A caracterização da relação de emprego do pescador profissional é de fácil identificação, em face da natureza do trabalho e, também, da subordinação legal ao patrão de pesca [17] que, por sua vez, é subordinado ao armador ou ao proprietário da embarcação. Ou seja, o patrão de pesca e demais pescadores são, necessariamente, empregados. Entretanto, nas embarcações arrendadas eles serão empregados de quem? A resposta dependerá do tipo de contrato de arrendamento (a casco nu, por tempo ou por viagem). No arrendamento a casco nu, a embarcação é cedida, por tempo determinado, ao arrendatário, pessoa física ou jurídica que fica com sua posse e controle nos aspectos de gestão náutica e de pessoal, mas desprovida de tripulação. O arrendatário a casco nu tem o direito de designar o patrão de pesca e a tripulação, atraindo para si a responsabilidade pela contratação deles nos moldes da Consolidação das Leis do Trabalho.

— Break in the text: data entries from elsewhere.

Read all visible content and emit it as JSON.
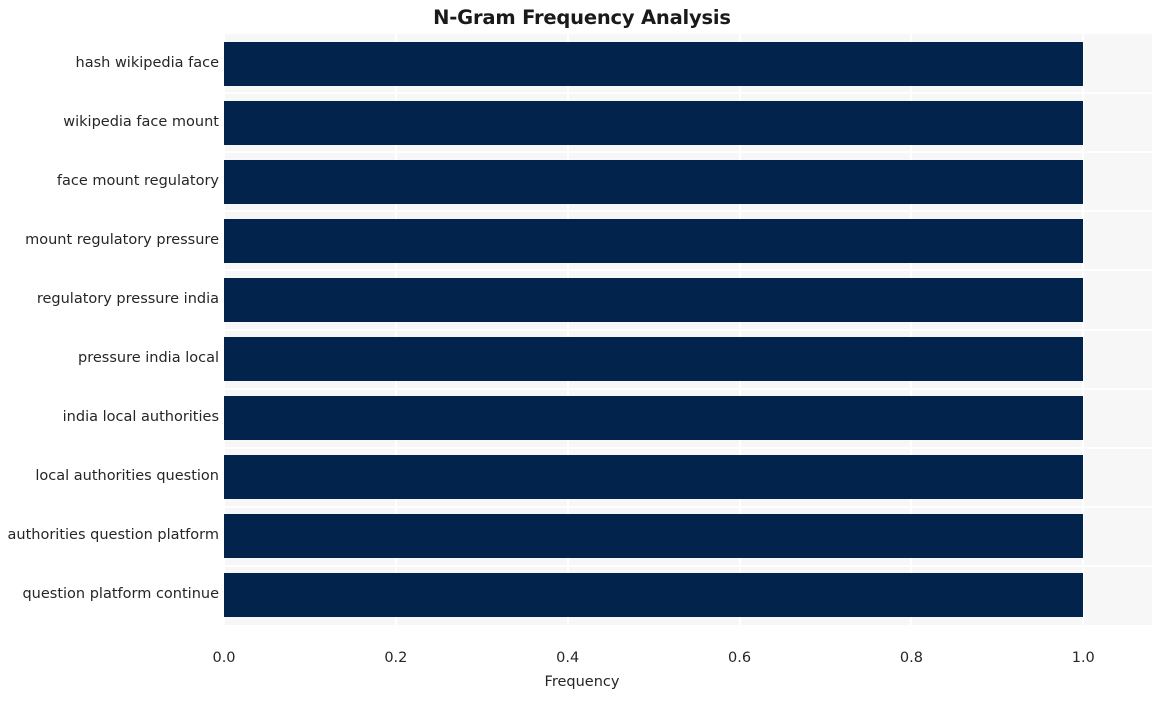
{
  "chart_data": {
    "type": "bar",
    "orientation": "horizontal",
    "title": "N-Gram Frequency Analysis",
    "xlabel": "Frequency",
    "ylabel": "",
    "categories": [
      "hash wikipedia face",
      "wikipedia face mount",
      "face mount regulatory",
      "mount regulatory pressure",
      "regulatory pressure india",
      "pressure india local",
      "india local authorities",
      "local authorities question",
      "authorities question platform",
      "question platform continue"
    ],
    "values": [
      1.0,
      1.0,
      1.0,
      1.0,
      1.0,
      1.0,
      1.0,
      1.0,
      1.0,
      1.0
    ],
    "xlim": [
      0.0,
      1.08
    ],
    "xticks": [
      0.0,
      0.2,
      0.4,
      0.6,
      0.8,
      1.0
    ],
    "xtick_labels": [
      "0.0",
      "0.2",
      "0.4",
      "0.6",
      "0.8",
      "1.0"
    ],
    "grid": true,
    "legend": null,
    "bar_color": "#02234c",
    "plot_background": "#f7f7f7",
    "gridline_color": "#ffffff",
    "figure_background": "#ffffff",
    "title_color": "#1a1a1a",
    "tick_label_color": "#262626"
  }
}
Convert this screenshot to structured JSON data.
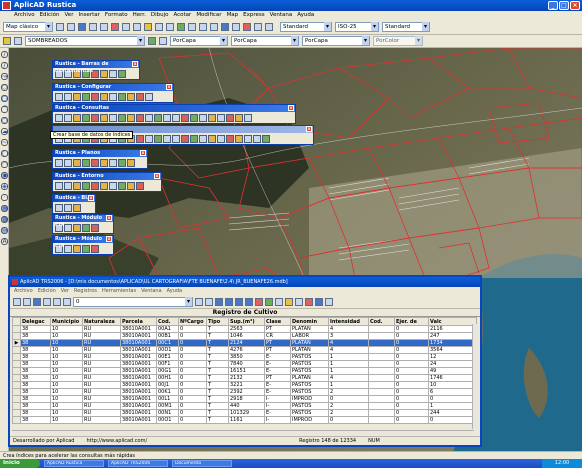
{
  "app": {
    "title": "AplicAD Rustica",
    "menu": [
      "Archivo",
      "Edición",
      "Ver",
      "Insertar",
      "Formato",
      "Herr.",
      "Dibujo",
      "Acotar",
      "Modificar",
      "Map",
      "Express",
      "Ventana",
      "Ayuda"
    ]
  },
  "toolbar1": {
    "view_combo": "Map clásico",
    "style_combo": "Standard",
    "dim_combo": "ISO-25",
    "table_combo": "Standard"
  },
  "toolbar2": {
    "layer_combo": "SOMBREADOS",
    "color_combo": "PorCapa",
    "linetype_combo": "PorCapa",
    "lineweight_combo": "PorCapa",
    "plot_combo": "PorColor"
  },
  "panels": [
    {
      "title": "Rustica - Barras de herramientas"
    },
    {
      "title": "Rustica - Configurar"
    },
    {
      "title": "Rustica - Consultas"
    },
    {
      "title": "Rustica - Planos"
    },
    {
      "title": "Rustica - Entorno"
    },
    {
      "title": "Rustica - Bl..."
    },
    {
      "title": "Rustica - Módulo FIN"
    },
    {
      "title": "Rustica - Módulo FIN"
    }
  ],
  "tooltip": "Crear base de datos de índices",
  "db_window": {
    "title": "AplicAD TRS2006 - [D:\\mis documentos\\APLICAD\\UL CARTOGRAFIA\\FTE BUENAFE\\2.4\\ JR_BUENAFE26.mdb]",
    "menu": [
      "Archivo",
      "Edición",
      "Ver",
      "Registros",
      "Herramientas",
      "Ventana",
      "Ayuda"
    ],
    "record_combo": "0",
    "caption": "Registro de Cultivo",
    "columns": [
      "Delegac",
      "Municipio",
      "Naturaleza",
      "Parcela",
      "Cod.",
      "NºCargo",
      "Tipo",
      "Sup.(m²)",
      "Clase",
      "Denomin",
      "Intensidad",
      "Cod.",
      "Ejer. de",
      "Valc"
    ],
    "rows": [
      [
        "38",
        "10",
        "RU",
        "38010A001",
        "00A1",
        "0",
        "T",
        "2563",
        "PT",
        "PLATAN",
        "4",
        "",
        "0",
        "2116"
      ],
      [
        "38",
        "10",
        "RU",
        "38010A001",
        "00B1",
        "0",
        "T",
        "1046",
        "CR",
        "LABOR",
        "3",
        "",
        "0",
        "247"
      ],
      [
        "38",
        "10",
        "RU",
        "38010A001",
        "00C1",
        "0",
        "T",
        "2124",
        "PT",
        "PLATAN",
        "4",
        "",
        "0",
        "1734"
      ],
      [
        "38",
        "10",
        "RU",
        "38010A001",
        "00D1",
        "0",
        "T",
        "4276",
        "PT",
        "PLATAN",
        "4",
        "",
        "0",
        "3564"
      ],
      [
        "38",
        "10",
        "RU",
        "38010A001",
        "00E1",
        "0",
        "T",
        "3850",
        "E-",
        "PASTOS",
        "1",
        "",
        "0",
        "12"
      ],
      [
        "38",
        "10",
        "RU",
        "38010A001",
        "00F1",
        "0",
        "T",
        "7840",
        "E-",
        "PASTOS",
        "1",
        "",
        "0",
        "24"
      ],
      [
        "38",
        "10",
        "RU",
        "38010A001",
        "00G1",
        "0",
        "T",
        "16151",
        "E-",
        "PASTOS",
        "1",
        "",
        "0",
        "49"
      ],
      [
        "38",
        "10",
        "RU",
        "38010A001",
        "00H1",
        "0",
        "T",
        "2132",
        "PT",
        "PLATAN",
        "4",
        "",
        "0",
        "1746"
      ],
      [
        "38",
        "10",
        "RU",
        "38010A001",
        "00J1",
        "0",
        "T",
        "3221",
        "E-",
        "PASTOS",
        "1",
        "",
        "0",
        "10"
      ],
      [
        "38",
        "10",
        "RU",
        "38010A001",
        "00K1",
        "0",
        "T",
        "2392",
        "E-",
        "PASTOS",
        "2",
        "",
        "0",
        "6"
      ],
      [
        "38",
        "10",
        "RU",
        "38010A001",
        "00L1",
        "0",
        "T",
        "2918",
        "I-",
        "IMPROD",
        "0",
        "",
        "0",
        "0"
      ],
      [
        "38",
        "10",
        "RU",
        "38010A001",
        "00M1",
        "0",
        "T",
        "440",
        "I-",
        "PASTOS",
        "2",
        "",
        "0",
        "1"
      ],
      [
        "38",
        "10",
        "RU",
        "38010A001",
        "00N1",
        "0",
        "T",
        "101329",
        "E-",
        "PASTOS",
        "2",
        "",
        "0",
        "244"
      ],
      [
        "38",
        "10",
        "RU",
        "38010A001",
        "00O1",
        "0",
        "T",
        "1161",
        "I-",
        "IMPROD",
        "0",
        "",
        "0",
        "0"
      ]
    ],
    "active_row": 2,
    "status_left": "Desarrollado por Aplicad",
    "status_url": "http://www.aplicad.com/",
    "status_record": "Registro 148 de 12334",
    "status_mode": "NUM"
  },
  "statusbar": "Crea índices para acelerar las consultas más rápidas",
  "taskbar": {
    "start": "Inicio",
    "tasks": [
      "AplicAD Rustica",
      "AplicAD TRS2006",
      "Documento"
    ],
    "clock": "12:00"
  },
  "colors": {
    "accent": "#0a45c0",
    "selection": "#3169c6",
    "parcel_lines": "#e03030"
  }
}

Os contratos de arrendamento por tempo e por viagem são poucos usuais na atividade pesqueira. O arrendamento por tempo é caracterizado pela entrega do todo ou parte da embarcação completamente armada, tripulada, equipada e em condição de navegabilidade à disposição do arrendatário, por tempo determinado, que assume a posse e o controle da mesma. Já o contrato de arrendamento por viagem caracteriza-se pela obrigação do arrendador em colocar parte ou o todo da embarcação, com tripulação, à disposição do arrendatário para realização de uma ou mais viagens. Ambos são contratos de utilização dos serviços da embarcação. Assim, a tripulação é empregada do arrendador ou proprietário, diferentemente do contrato a casco nu. Essa abordagem refere-se às embarcações de pesca de bandeira brasileira, haja vista que nas estrangeiras, notadamente na pesca oceânica comercial, há particularidades adiante abordadas.